Coun. Maggie Burton says the city has received 30 wireless communications applications since 2014. (Jeremy Eaton/CBC)

St. John's city council voted unanimously Monday night to approve nine rooftop antennas made by controversial Chinese communications company Huawei.

The application, made by Rogers Communications, will see the nine antennas installed on the roof of a building on Bonaventure Avenue.

Coun.
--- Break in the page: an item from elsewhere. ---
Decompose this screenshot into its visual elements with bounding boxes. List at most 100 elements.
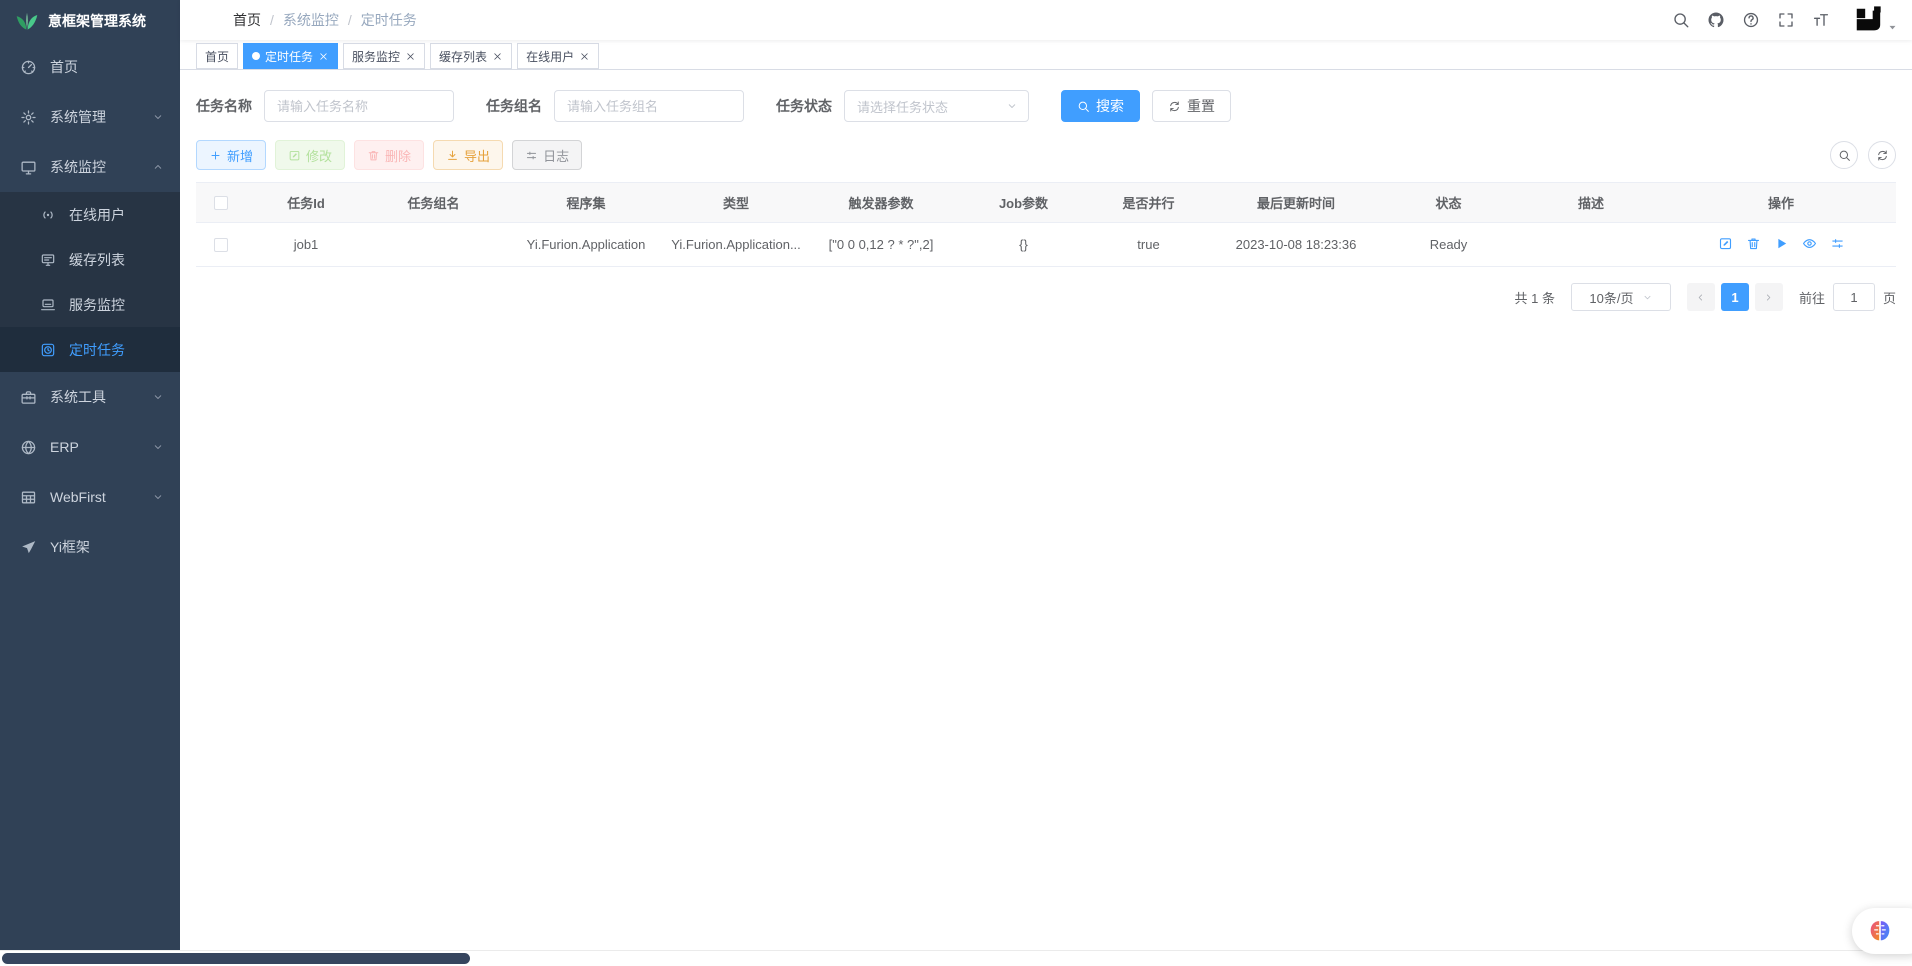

Maggie Burton says the application met "all of our requirements set out by the city for where they should go."

Huawei has made international headlines for months over its plans to build a 5G network in Canada.

"Someone asked if this is the new 5G network we are hearing so much about in other cities and it's not; it's a 4G network, to my understanding," said Burton.

Other countries, including the U.S., the U.K. and Australia have restricted Huawei, citing concerns over Chinese government access. 

In a statement emailed to CBC News, Rogers said the nine antennas are passive ones — meaning they do not contain any technology that can modify radio signals or process data.

The nine antennas will be installed on the roof of this building at 95 Bonaventure Ave. (Jeremy Eaton/CBC)

Rogers is working with Swedish company Ericsson to develop its 4.5 and 5G networks.

The city received letters with concerns from two residents, but Burton said the city doesn't decide what equipment is allowed to be used in the wireless communication world.

Those rules are regulated by federal bodies Health Canada and Innovation, Science and Economic Development Canada.

Burton says council asked a lot of questions before approving the application. (Jeremy Eaton/CBC)

The city's guidelines on what wireless equipment to allow were developed back in 2014, and those rules were followed in the Rogers proposal.

"We asked a lot of questions — it took a few weeks," said Burton.

"A lot of us new councillors haven't approved one of these or haven't done much of this so we wanted to look at the siting protocol documents to make sure that this was in line with that — and it is."

The nine antennas will be built two metres above the roof line, and the metal and plastic boxes will be partially enclosed.